Joan Margarit vince il Premio Cervantes. 4 poesie

Fotografia: sito web di Joan Margarit.

Giovanna Margherita appena vinto il Premio Cervantes 2019. A questo è andato il più importante premio letterario in lingua spagnola, dotato di 125.000 euro Poeta catalano che ha coltivato il suo lavoro in entrambe le lingue, come portabandiera di una congiunzione culturale al di là di ogni ideologia. Questi sono 4 delle sue poesie per conoscerlo, leggilo o riscoprilo.

Giovanna Margherita

Joan Margarit i Consarnau è nata a Sanahuja, Lleida, l'11 maggio 1938. Lo è poeta, architetto e professore già in pensione dal Politecnico di Barcellona. Come poeta ha iniziato a pubblicare in spagnolo negli anni '60 con Canzoni per il coro di un uomo solo. E non l'ha fatto di nuovo fino a dieci anni dopo con cronaca. Qualche anno dopo ha iniziato a pubblicare in catalano. È lui stesso il traduttore della sua opera in spagnolo, sebbene scriva anche indistintamente nell'uno o nell'altro. L'anno scorso ha pubblicato le sue memorie: Per avere una casa devi vincere la guerra.

En 2008 Joan Margarit lo era Premio nazionale di poesia e inoltre Premio Nazionale di Letteratura della Generalitat della Catalogna. E in 2013 ha anche vinto il premio Poeti del mondo latino Víctor Sandoval, dal Messico. Questo Premio Cervantes corona la sua carriera, che è anche quella di uno dei poeti contemporanei più letti in spagnolo.

Un'antologia da leggere è quella di Tutte le poesie (1975-2015). Ho scelto questi quattro.

4 poesie

Quattro del mattino

Il primo cane ulula e subito
c'è un'eco in un cortile, altri risuonano
allo stesso tempo in una sola corteccia,
aspro e senza ritmo.
Abbaiano, con il muso al cielo.
Da dove vieni, cani? Cosa domani
evocano l'abbaiare della notte?
Ho sentito come abbaia al sogno di mia figlia
dal pallet, circondato da escrementi
con cui marchi un territorio
di vicoli, cortili, spazi aperti.
Come ho fatto io
con le mie poesie, da dove ululo
e segnalo il territorio della morte.

La lettera

Hai sempre guardato avanti
come se il mare fosse lì.
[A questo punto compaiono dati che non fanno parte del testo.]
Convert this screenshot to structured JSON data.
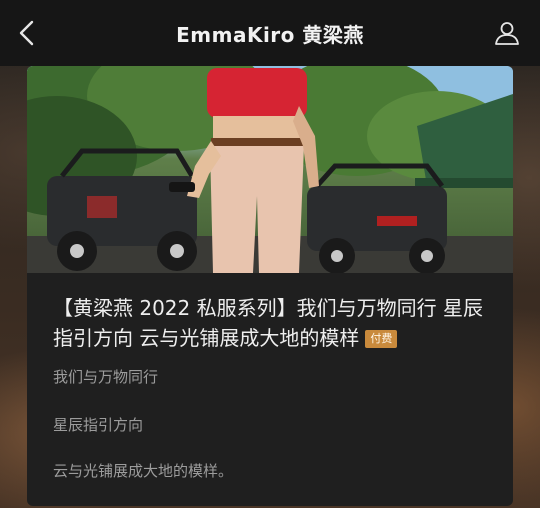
{
  "header": {
    "title": "EmmaKiro 黄梁燕",
    "back_icon": "chevron-left-icon",
    "profile_icon": "user-icon"
  },
  "post": {
    "title": "【黄梁燕 2022 私服系列】我们与万物同行 星辰指引方向 云与光铺展成大地的模样",
    "badge": "付费",
    "paragraphs": [
      "我们与万物同行",
      "星辰指引方向",
      "云与光铺展成大地的模样。"
    ]
  },
  "colors": {
    "header_bg": "#161616",
    "card_bg": "#1f1f1f",
    "badge_bg": "#c98a3c",
    "title_text": "#eeeeee",
    "body_text": "#9c9c9c"
  }
}
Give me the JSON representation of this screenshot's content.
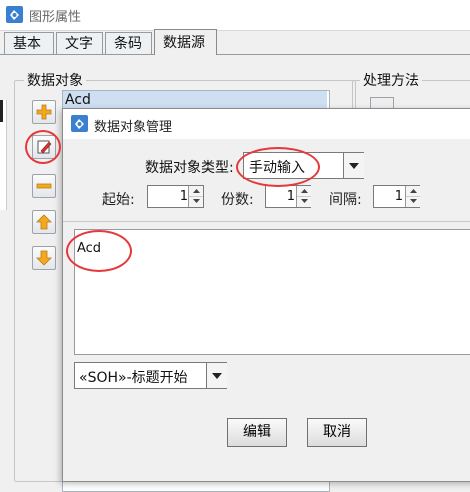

Hai creato
in questo modo un movimento di onde
alieno e mitico su qualche spiaggia.
Eravamo uniti dalla forza pericolosa
che dà solitudine all'amore.
Mi fa ancora tremare le dita,
impercettibilmente questo documento.
Sentiero abbandonato tra me e te,
coperto da lettere, foglie morte.
Ma so che il percorso persiste.
Se poso la mano sul fagottino,
Lo sento appoggiato sulla tua schiena.
Ascoltavi in ​​avanti
come se il mare fosse lì, già trasformato
con una voce stanca, rauca e calda.
Poco ci unisce ancora: solo il tremito
di questa carta sottile tra le dita.

L'attesa

Ti mancano tante cose.
Quindi i giorni si riempiono
momenti fatti di attesa delle tue mani,
mancare le tue manine,
che hanno preso il mio così tante volte.
Dobbiamo abituarci alla tua assenza.
È già passata un'estate senza i tuoi occhi
e anche il mare dovrà abituarsi.
La tua strada, ancora da molto tempo,
aspetterò davanti alla tua porta
con pazienza, i tuoi passi.
Non ti stancherai mai di aspettare:
nessuno sa aspettare come una strada.
E questo mi riempirà
che mi tocchi e che mi guardi,
mi dici cosa fare della mia vita,
Con il passare dei giorni, con la pioggia o il cielo azzurro,
già organizzando la solitudine.

Fari di notte

Cerco di sedurti in passato.
Mani sul volante e questa luce
dalla discoteca del cruscotto
-winter fantasy- balla con te.
Dietro di me proprio come un grosso camion
il domani fa lampi di luce.
Nessuno lo guida e mi supera
ma ora io e te viaggiamo insieme
e l'auto possono essere i due cavalli
dagli anni Sessanta a Parigi.
"Je ne regrette rien" canta Edith Piaf.
Sotto la finestra entra la notte
freddo dall'autostrada e dal passato
si avvicina frontalmente, rapidamente:
attraversami e accecami senza abbassare le luci.